Harry has given us an account of how this came about for publication in this term’s ‘Draconian.’
“Away to our right, on high ground rising in the middle of a large wood, was a strong German redoubt, apparently untouched by our guns. From this redoubt machine-guns were keeping the edge of the wood under fire so that those parties who emerged soon lost their leaders and many of their men. My own men were held up by those in front, who could not move, and while finding out the exact situation, I was hit.
Very fortunately I fell down into a shallow shell-crater. One of my men, who was beside me, straightened out my broken leg and bound up my wound, placing the broken part in a rough splint by tying it against a spade-handle. Once this was done I had very little pain, provided that I kept quite still, and when the attempted counter-attack was over and the men had reformed in the original support trench, I was alone with one other wounded man.
As we were so near the open ground and probably under view of the enemy, I knew that there would be no prospect of a stretcher until dusk. I sent back a reassuring message to my Company Commander, who would know where I was lying. The afternoon was beautifully warm and I could watch the sun gradually getting lower in the heavens. There was little firing.

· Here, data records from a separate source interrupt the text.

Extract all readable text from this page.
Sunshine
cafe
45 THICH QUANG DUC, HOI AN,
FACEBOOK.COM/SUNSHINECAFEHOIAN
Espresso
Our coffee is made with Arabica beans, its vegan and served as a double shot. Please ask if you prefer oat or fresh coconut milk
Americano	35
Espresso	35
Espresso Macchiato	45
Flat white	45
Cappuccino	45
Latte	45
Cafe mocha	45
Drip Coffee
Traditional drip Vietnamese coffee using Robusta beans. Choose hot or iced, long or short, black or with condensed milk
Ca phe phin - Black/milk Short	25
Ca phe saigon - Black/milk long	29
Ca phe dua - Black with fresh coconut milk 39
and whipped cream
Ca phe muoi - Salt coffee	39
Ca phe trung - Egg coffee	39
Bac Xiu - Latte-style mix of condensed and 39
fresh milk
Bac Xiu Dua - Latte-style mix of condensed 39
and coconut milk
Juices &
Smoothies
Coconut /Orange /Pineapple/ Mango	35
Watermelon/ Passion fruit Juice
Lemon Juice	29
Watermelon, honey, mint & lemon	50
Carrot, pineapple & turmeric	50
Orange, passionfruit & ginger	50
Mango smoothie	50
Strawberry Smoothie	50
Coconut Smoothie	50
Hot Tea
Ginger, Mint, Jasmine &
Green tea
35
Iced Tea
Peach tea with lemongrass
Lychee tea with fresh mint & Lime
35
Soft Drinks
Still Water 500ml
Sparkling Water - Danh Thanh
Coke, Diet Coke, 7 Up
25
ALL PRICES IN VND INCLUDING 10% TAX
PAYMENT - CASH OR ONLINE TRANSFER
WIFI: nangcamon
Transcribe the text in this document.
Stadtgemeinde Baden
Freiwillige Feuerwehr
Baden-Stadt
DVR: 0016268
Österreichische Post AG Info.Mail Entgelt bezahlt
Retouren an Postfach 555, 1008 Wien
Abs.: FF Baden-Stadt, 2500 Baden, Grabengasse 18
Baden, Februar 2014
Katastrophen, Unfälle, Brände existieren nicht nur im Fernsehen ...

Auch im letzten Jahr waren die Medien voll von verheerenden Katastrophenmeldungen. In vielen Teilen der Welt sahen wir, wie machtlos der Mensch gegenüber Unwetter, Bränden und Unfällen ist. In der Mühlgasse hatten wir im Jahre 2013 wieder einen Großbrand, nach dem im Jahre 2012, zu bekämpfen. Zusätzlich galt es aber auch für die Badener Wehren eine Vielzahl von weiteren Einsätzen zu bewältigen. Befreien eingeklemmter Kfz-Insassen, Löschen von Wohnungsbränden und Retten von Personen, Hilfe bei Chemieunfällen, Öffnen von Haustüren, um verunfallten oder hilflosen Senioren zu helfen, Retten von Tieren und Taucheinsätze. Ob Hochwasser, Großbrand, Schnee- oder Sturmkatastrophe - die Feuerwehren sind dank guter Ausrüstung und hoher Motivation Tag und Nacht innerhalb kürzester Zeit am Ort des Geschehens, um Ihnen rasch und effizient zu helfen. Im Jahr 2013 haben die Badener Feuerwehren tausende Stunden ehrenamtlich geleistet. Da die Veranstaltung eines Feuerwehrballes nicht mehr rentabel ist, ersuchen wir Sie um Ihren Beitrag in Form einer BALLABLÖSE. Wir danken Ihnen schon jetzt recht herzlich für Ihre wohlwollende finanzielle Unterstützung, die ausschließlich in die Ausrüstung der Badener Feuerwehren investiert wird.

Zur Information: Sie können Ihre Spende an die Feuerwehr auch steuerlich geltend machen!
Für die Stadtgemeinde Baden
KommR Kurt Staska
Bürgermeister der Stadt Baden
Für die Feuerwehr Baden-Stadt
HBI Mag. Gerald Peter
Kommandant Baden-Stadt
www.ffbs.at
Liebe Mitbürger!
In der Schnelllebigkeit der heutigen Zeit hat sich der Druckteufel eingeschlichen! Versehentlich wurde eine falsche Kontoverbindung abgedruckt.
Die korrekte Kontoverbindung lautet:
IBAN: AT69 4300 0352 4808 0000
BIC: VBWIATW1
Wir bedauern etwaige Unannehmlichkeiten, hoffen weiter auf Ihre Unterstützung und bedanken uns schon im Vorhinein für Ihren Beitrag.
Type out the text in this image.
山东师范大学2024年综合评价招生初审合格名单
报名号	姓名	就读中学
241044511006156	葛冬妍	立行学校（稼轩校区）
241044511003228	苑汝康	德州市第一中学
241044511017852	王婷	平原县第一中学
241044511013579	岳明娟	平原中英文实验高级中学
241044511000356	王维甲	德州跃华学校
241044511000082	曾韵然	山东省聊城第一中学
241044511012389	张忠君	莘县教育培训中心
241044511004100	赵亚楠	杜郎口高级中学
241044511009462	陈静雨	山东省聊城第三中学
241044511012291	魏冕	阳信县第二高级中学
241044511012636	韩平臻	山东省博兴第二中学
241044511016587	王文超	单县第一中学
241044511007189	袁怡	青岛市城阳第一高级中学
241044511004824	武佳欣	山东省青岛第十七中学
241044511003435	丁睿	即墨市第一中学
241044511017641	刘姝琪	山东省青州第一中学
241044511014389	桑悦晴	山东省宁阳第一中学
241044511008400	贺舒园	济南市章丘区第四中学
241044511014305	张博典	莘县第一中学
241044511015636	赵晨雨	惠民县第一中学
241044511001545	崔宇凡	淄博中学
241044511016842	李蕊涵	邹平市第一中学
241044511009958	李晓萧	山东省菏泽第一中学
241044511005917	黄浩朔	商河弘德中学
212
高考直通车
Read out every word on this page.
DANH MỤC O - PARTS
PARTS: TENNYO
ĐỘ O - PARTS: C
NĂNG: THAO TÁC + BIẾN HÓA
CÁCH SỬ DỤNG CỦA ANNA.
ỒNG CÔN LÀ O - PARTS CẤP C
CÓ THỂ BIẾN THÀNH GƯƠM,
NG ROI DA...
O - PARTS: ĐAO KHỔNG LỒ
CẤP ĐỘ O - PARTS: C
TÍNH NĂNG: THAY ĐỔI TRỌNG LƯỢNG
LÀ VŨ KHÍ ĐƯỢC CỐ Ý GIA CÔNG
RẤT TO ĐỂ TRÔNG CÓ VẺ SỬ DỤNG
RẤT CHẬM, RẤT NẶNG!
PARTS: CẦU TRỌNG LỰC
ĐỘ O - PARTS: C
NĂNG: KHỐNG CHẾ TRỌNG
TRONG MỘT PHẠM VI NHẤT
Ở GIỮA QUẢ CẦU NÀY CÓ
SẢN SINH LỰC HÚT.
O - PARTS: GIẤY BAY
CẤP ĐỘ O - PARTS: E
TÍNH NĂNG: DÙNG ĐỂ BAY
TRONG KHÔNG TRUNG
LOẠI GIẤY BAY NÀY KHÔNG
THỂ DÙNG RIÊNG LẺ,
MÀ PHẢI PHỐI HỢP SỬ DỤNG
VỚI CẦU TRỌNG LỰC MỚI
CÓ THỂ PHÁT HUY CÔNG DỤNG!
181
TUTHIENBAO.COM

Towards dusk a party of volunteer stretcher-bearers came across me, but they had no means for carrying me in. I waited a long time for their return with the necessary stretcher, but night fell and flares went up along the line and I began to wonder whether they had forgotten me.
An hour after sunset I heard men moving in the undergrowth near me. It was with considerable difficulty that I could guide them to my shell-hole, so thick was the wood. They had no stretcher, but someone produced an overcoat, and with rifles run up the sleeves, this provided a fair stretcher. With difficulty they got me under way, but soon I was behind a small barrier of sandbags on a track through the wood, and a wide floor board proved an excellent substitute for a stretcher.
At the dressing station I met my Company Commander, who had been searching for me in vain and was greatly relieved to see me in safe hands; before dawn I was under chloroform, having my leg set, and in the early sunlight the ambulance took me to the train.”
Harry is a Winchester man through and through. Having won a scholarship there in 1900 and subsequently another one to New College (where he got a First in Classical Moderations and Literae Humaniores) he returned to teach at Winchester.
Being unfit for active service, Harry is now working in the Intelligence Department at the War Office.